Sterker nog: we hadden niet eens vrienden uitgenodigd, want daarover beschikten we niet. De twee getuigen hadden we van straat geplukt. Voor mij een lange, pukkelige jongeman die nog een beetje bruin rondom de mond was, vanwege een juist daarvoor opgepeuzelde reep pure chocolade. En voor mijn aanstaande een nietszeggend droogbloempje, een stil meisje in een ouderwets tuttige jurk, om haar voeten van die lullig opzij krullende, witkanten sokjes.
Nou ja, het belangrijkste was: we waren getrouwd voor de wet. We waren samen één: onze huwelijksreis kon beginnen.
Een weekendje Oostende. We zaten in zo’n lelijk hoogbouwgedrocht, uitkijkend over zee. Oostende in november maakt je niet overmatig vrolijk: de koude herfstwind blaast de melancholie met huizenhoge golfslagen je hart binnen. Bovendien was de televisie in onze hotelkamer stuk, dus er zat niets anders op dan een boek te lezen – Walburga had De Kapellekensbaan van Louis Paul Boon geleend van de bieb. Of een strandwandeling te maken. Of te seksen.
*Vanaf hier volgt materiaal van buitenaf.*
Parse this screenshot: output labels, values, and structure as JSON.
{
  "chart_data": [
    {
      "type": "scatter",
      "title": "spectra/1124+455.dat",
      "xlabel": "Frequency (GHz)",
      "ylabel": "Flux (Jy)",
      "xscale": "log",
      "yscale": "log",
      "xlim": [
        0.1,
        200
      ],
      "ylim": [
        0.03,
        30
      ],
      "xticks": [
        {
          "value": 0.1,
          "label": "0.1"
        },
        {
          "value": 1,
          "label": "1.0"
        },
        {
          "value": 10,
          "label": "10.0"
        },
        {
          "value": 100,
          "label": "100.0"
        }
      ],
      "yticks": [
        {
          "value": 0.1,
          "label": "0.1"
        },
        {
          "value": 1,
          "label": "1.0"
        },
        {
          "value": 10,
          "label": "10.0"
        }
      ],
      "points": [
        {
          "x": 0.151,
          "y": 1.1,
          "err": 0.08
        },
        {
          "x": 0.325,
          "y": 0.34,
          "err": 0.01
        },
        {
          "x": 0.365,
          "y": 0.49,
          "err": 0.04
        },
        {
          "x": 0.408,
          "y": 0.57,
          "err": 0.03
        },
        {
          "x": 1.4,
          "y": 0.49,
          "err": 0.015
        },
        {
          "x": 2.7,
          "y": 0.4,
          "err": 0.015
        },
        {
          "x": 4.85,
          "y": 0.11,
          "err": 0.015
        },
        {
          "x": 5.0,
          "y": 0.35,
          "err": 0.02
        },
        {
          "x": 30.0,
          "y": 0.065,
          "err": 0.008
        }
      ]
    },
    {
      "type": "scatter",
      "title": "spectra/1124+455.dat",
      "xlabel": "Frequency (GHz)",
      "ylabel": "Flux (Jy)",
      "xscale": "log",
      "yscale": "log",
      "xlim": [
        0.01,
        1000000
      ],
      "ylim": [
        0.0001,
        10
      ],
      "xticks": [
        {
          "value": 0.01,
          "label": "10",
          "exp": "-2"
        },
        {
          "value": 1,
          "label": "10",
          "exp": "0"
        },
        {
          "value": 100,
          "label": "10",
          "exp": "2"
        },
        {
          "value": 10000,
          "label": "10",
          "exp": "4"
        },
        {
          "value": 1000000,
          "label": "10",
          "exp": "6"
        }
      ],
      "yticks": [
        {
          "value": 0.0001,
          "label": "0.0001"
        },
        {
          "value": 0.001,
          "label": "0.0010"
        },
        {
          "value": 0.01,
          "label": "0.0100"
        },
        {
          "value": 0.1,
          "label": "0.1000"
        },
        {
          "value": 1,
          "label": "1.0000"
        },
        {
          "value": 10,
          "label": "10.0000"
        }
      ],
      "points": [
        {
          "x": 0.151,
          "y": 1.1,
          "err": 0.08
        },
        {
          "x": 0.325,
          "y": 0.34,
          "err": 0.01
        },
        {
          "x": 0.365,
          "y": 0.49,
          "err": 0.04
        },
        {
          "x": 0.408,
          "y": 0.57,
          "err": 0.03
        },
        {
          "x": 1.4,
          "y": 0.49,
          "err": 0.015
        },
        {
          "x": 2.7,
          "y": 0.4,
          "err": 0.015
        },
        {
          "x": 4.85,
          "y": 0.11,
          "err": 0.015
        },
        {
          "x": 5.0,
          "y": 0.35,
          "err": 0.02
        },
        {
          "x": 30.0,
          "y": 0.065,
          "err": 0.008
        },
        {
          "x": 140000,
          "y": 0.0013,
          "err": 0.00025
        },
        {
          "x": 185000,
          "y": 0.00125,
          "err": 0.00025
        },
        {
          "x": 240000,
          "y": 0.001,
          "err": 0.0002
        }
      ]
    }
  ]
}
Toen ik op zondagavond, tijdens onze laatste Belgische uurtjes, mijn nieuwbakken echtgenote, gehuld in haar witte trouwjurk, in mijn sterke armen door de branding torste, had ik het gevoel dat vanuit een van de ons omringende flatgebouwen, een paparazzifotograaf met een telelens een foto van ons nam.
Zeer waarschijnlijk was dat echter niet. Wij waren geen zogenaamde ‘Bekende Nederlanders’, maar gewone stervelingen, op wier trouwfoto’s denkelijk niemand zat te wachten.
Dat laatste deerde mij niet. Als ik maar op mezelf zat te wachten. En op mijn Walburga. Mijn patrones in de branding.